Big-budget films helped bring tourists to New Zealand and now Wellington, which celebrates 150 years as the country’s capital in 2015, is giving visitors plenty of reasons to stick around. There’s a real buzz about the city’s café scene and smart new craft-beer bars are bubbling up across the city. Be sure to check out Te Papa (the New Zealand National Museum), which is packed with treasures from across the Pacific. Highlights include the elaborate feather cloak that was given to the English explorer James Cook in Hawaii.
Easily squeezed into an overland tour of Europe and small enough to explore on foot, Belgrade is changing fast. Long-neglected neighbourhoods like Savamala are being redrawn as artists’ hangouts, while slick bars and clubs pop up in dilapidated, box-like buildings – hangovers from Serbia’s war-torn past. Another reason to go: the ten-hour train ride connecting Belgrade with Podgorica, in Montenegro, is spectacularly scenic.
Stretching out beneath the scorched peaks of the Andes, sunny Salta is the definition of a pretty Argentinian city. Colonial-era church spires pierce the sky, palm trees edge the plazas and the foot-stomping sound of Andean folk music floods out from boisterous peña clubs. When you’ve had your fill of art, music and history, head out to explore the cacti-spiked deserts, or the high but fertile vineyards just a few hours south, which produce some of the country’s best wines.
Midway between two of England’s big cultural powerhouses – London and Liverpool – Birmingham has often missed out on its share of the limelight. Creative hotspots are beginning to emerge in the urban sprawl, however, like the old industrial district of Digbeth, where vintage shops and street food stalls have begun to appear in and around the old Victorian buildings. Head to the old Bird’s Custard Factory for vintage kilo sales and live music performances.
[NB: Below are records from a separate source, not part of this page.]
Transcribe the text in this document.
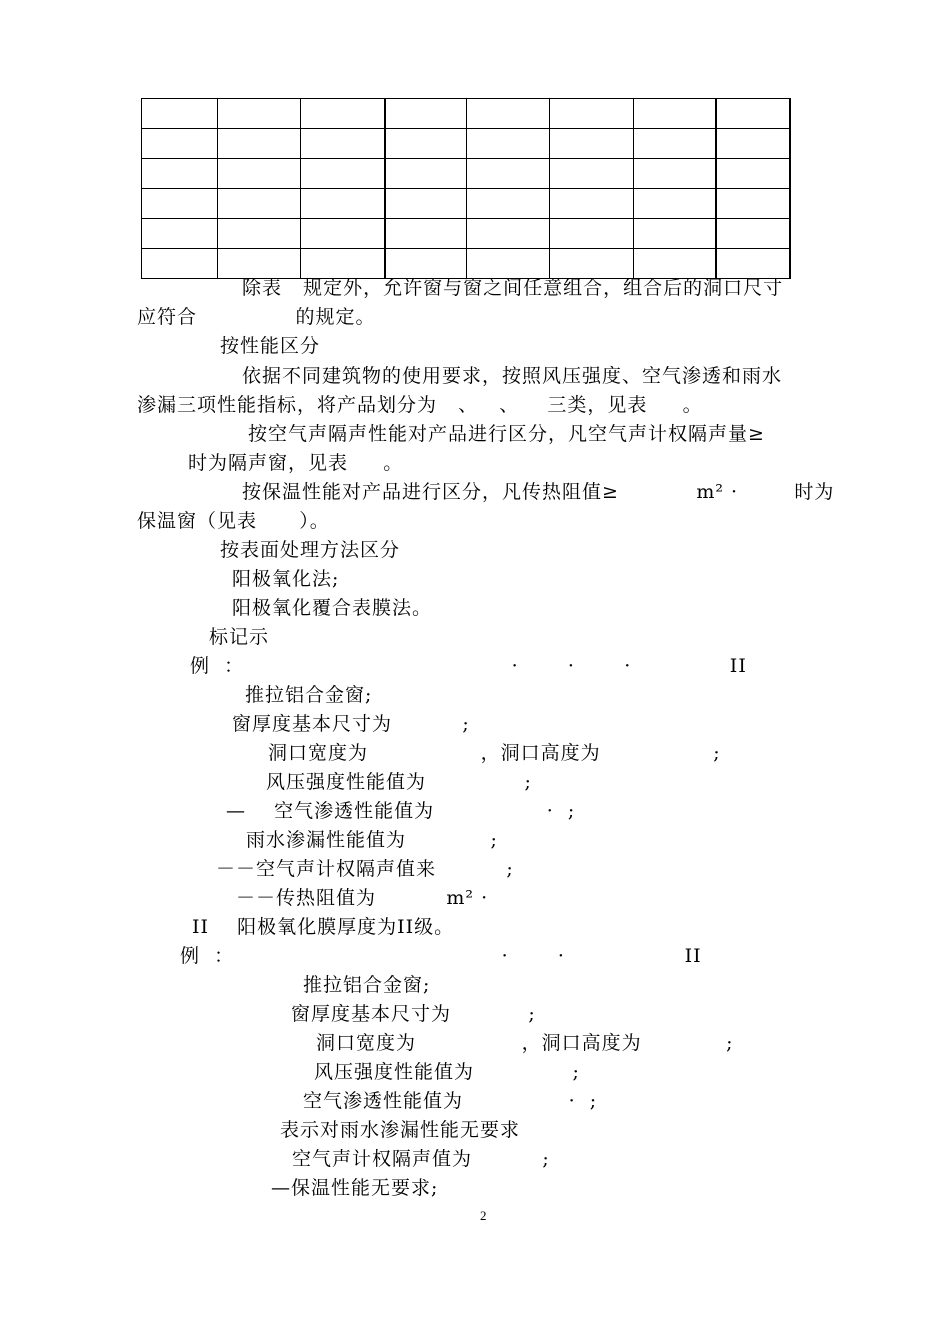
除表   规定外，允许窗与窗之间任意组合，组合后的洞口尺寸
应符合              的规定。
按性能区分
依据不同建筑物的使用要求，按照风压强度、空气渗透和雨水
渗漏三项性能指标，将产品划分为   、   、    三类，见表     。
按空气声隔声性能对产品进行区分，凡空气声计权隔声量≥
时为隔声窗，见表     。
按保温性能对产品进行区分，凡传热阻值≥           m² ·        时为
保温窗（见表      ）。
按表面处理方法区分
阳极氧化法;
阳极氧化覆合表膜法。
标记示
例  ：                                      ·       ·       ·              II
推拉铝合金窗;
窗厚度基本尺寸为          ;
洞口宽度为                ，洞口高度为                ;
风压强度性能值为              ;
—    空气渗透性能值为                ·  ;
雨水渗漏性能值为            ;
－－空气声计权隔声值来          ;
－－传热阻值为          m² ·
II    阳极氧化膜厚度为II级。
例  ：                                      ·       ·                 II
推拉铝合金窗;
窗厚度基本尺寸为           ;
洞口宽度为               ，洞口高度为            ;
风压强度性能值为              ;
空气渗透性能值为               ·  ;
表示对雨水渗漏性能无要求
空气声计权隔声值为          ;
—保温性能无要求;
2
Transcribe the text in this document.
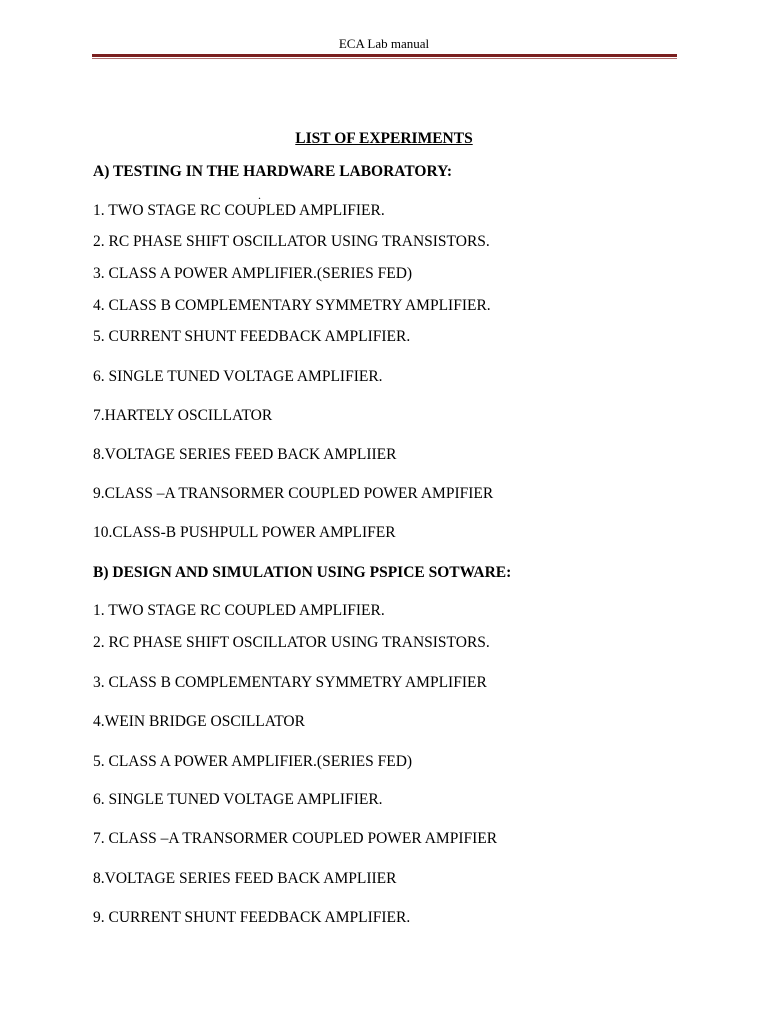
ECA Lab manual
LIST OF EXPERIMENTS
A) TESTING IN THE HARDWARE LABORATORY:
.
1. TWO STAGE RC COUPLED AMPLIFIER.
2. RC PHASE SHIFT OSCILLATOR USING TRANSISTORS.
3. CLASS A POWER AMPLIFIER.(SERIES FED)
4. CLASS B COMPLEMENTARY SYMMETRY AMPLIFIER.
5. CURRENT SHUNT FEEDBACK AMPLIFIER.
6. SINGLE TUNED VOLTAGE AMPLIFIER.
7.HARTELY OSCILLATOR
8.VOLTAGE SERIES FEED BACK AMPLIIER
9.CLASS –A TRANSORMER COUPLED POWER AMPIFIER
10.CLASS-B PUSHPULL POWER AMPLIFER
B) DESIGN AND SIMULATION USING PSPICE SOTWARE:
1. TWO STAGE RC COUPLED AMPLIFIER.
2. RC PHASE SHIFT OSCILLATOR USING TRANSISTORS.
3. CLASS B COMPLEMENTARY SYMMETRY AMPLIFIER
4.WEIN BRIDGE OSCILLATOR
5. CLASS A POWER AMPLIFIER.(SERIES FED)
6. SINGLE TUNED VOLTAGE AMPLIFIER.
7. CLASS –A TRANSORMER COUPLED POWER AMPIFIER
8.VOLTAGE SERIES FEED BACK AMPLIIER
9. CURRENT SHUNT FEEDBACK AMPLIFIER.
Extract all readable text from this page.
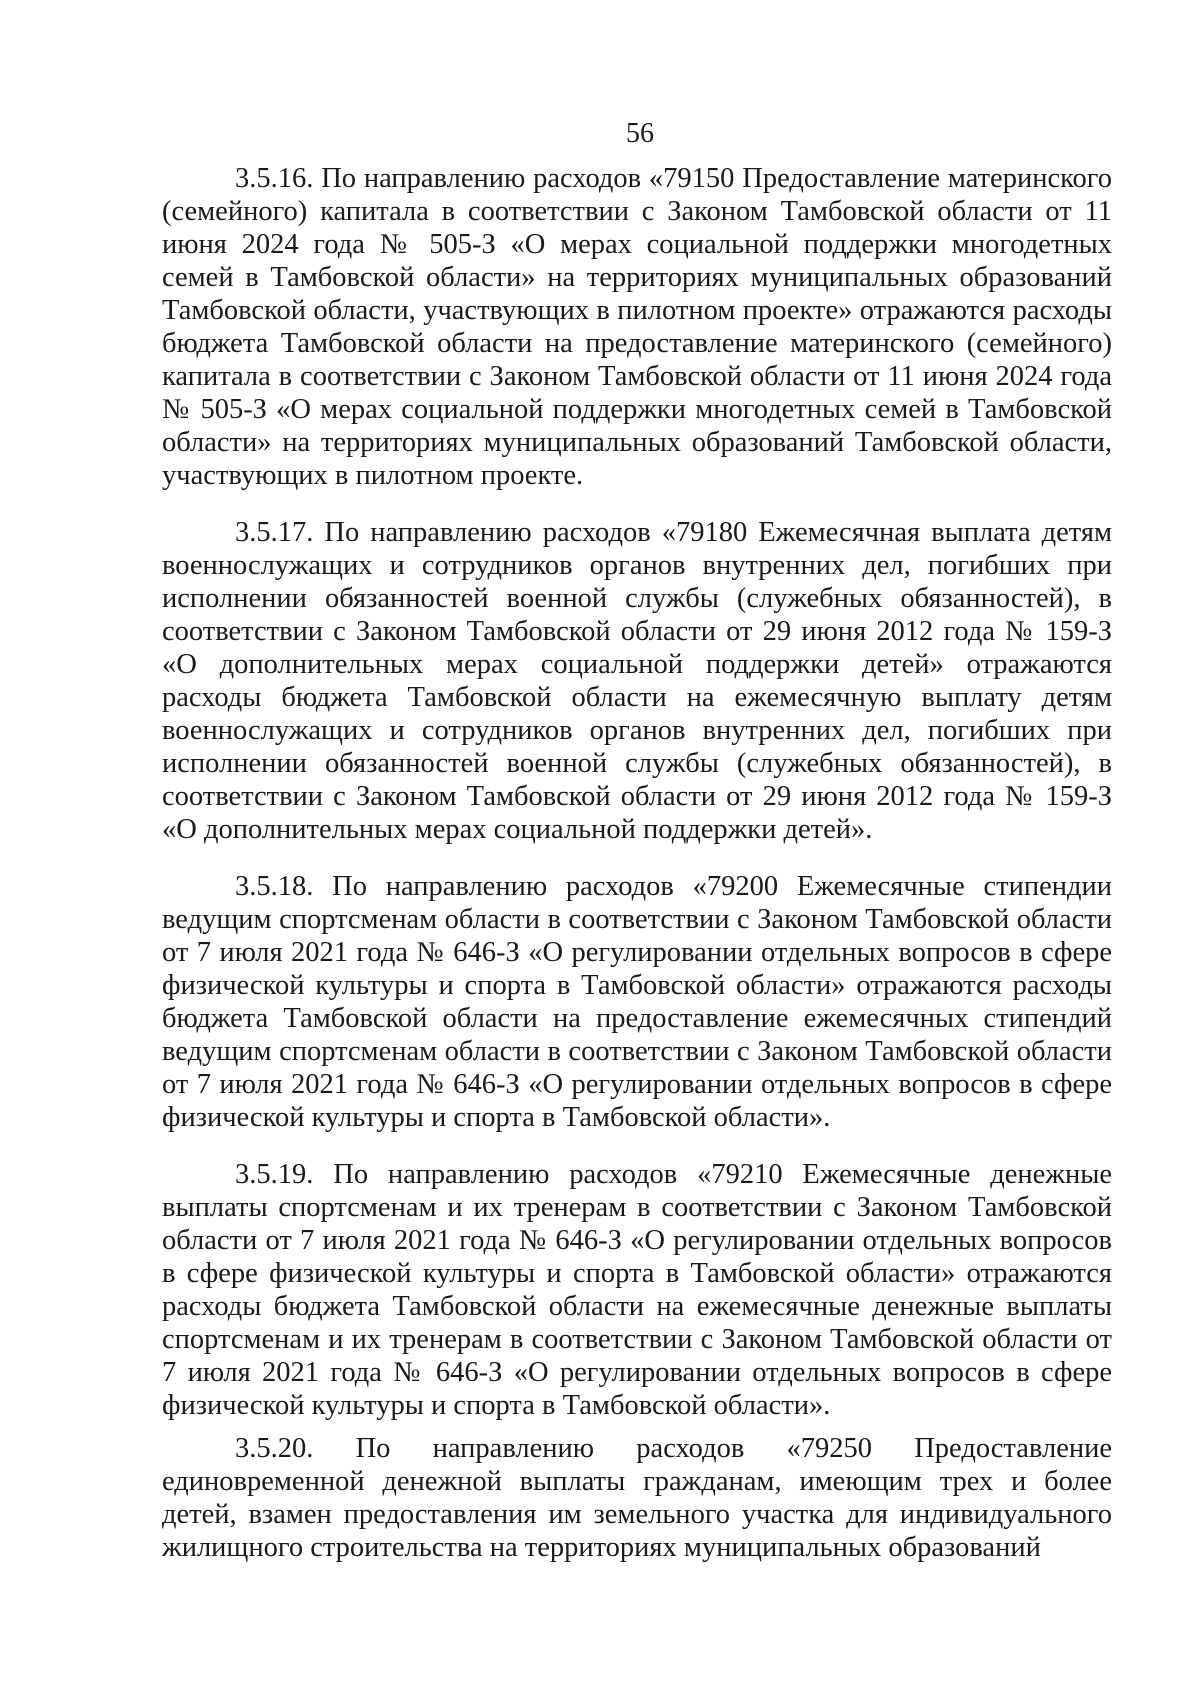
56

3.5.16. По направлению расходов «79150 Предоставление материнского (семейного) капитала в соответствии с Законом Тамбовской области от 11 июня 2024 года № 505-З «О мерах социальной поддержки многодетных семей в Тамбовской области» на территориях муниципальных образований Тамбовской области, участвующих в пилотном проекте» отражаются расходы бюджета Тамбовской области на предоставление материнского (семейного) капитала в соответствии с Законом Тамбовской области от 11 июня 2024 года № 505-З «О мерах социальной поддержки многодетных семей в Тамбовской области» на территориях муниципальных образований Тамбовской области, участвующих в пилотном проекте.

3.5.17. По направлению расходов «79180 Ежемесячная выплата детям военнослужащих и сотрудников органов внутренних дел, погибших при исполнении обязанностей военной службы (служебных обязанностей), в соответствии с Законом Тамбовской области от 29 июня 2012 года № 159-З «О дополнительных мерах социальной поддержки детей» отражаются расходы бюджета Тамбовской области на ежемесячную выплату детям военнослужащих и сотрудников органов внутренних дел, погибших при исполнении обязанностей военной службы (служебных обязанностей), в соответствии с Законом Тамбовской области от 29 июня 2012 года № 159-З «О дополнительных мерах социальной поддержки детей».

3.5.18. По направлению расходов «79200 Ежемесячные стипендии ведущим спортсменам области в соответствии с Законом Тамбовской области от 7 июля 2021 года № 646-З «О регулировании отдельных вопросов в сфере физической культуры и спорта в Тамбовской области» отражаются расходы бюджета Тамбовской области на предоставление ежемесячных стипендий ведущим спортсменам области в соответствии с Законом Тамбовской области от 7 июля 2021 года № 646-З «О регулировании отдельных вопросов в сфере физической культуры и спорта в Тамбовской области».

3.5.19. По направлению расходов «79210 Ежемесячные денежные выплаты спортсменам и их тренерам в соответствии с Законом Тамбовской области от 7 июля 2021 года № 646-З «О регулировании отдельных вопросов в сфере физической культуры и спорта в Тамбовской области» отражаются расходы бюджета Тамбовской области на ежемесячные денежные выплаты спортсменам и их тренерам в соответствии с Законом Тамбовской области от 7 июля 2021 года № 646-З «О регулировании отдельных вопросов в сфере физической культуры и спорта в Тамбовской области».

3.5.20. По направлению расходов «79250 Предоставление единовременной денежной выплаты гражданам, имеющим трех и более детей, взамен предоставления им земельного участка для индивидуального жилищного строительства на территориях муниципальных образований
Plus with Birmingham New Street station reopening in 2015 after a much-needed renovation, this year is the ideal time to make a trip.
The days of tourist-free streets might be over but it’s not too late to discover Myanmar. Steamy Yangon, with its golden pagodas, red-robed monks and fin de siècle architecture, is as tantalisingly exotic as ever. Armed with the first-ever Rough Guide to Myanmar, which comes out in February 2015, you’ll have no trouble exploring beyond the city – including the untouched beaches of the Tanintharyi Division, only recently opened to tourists.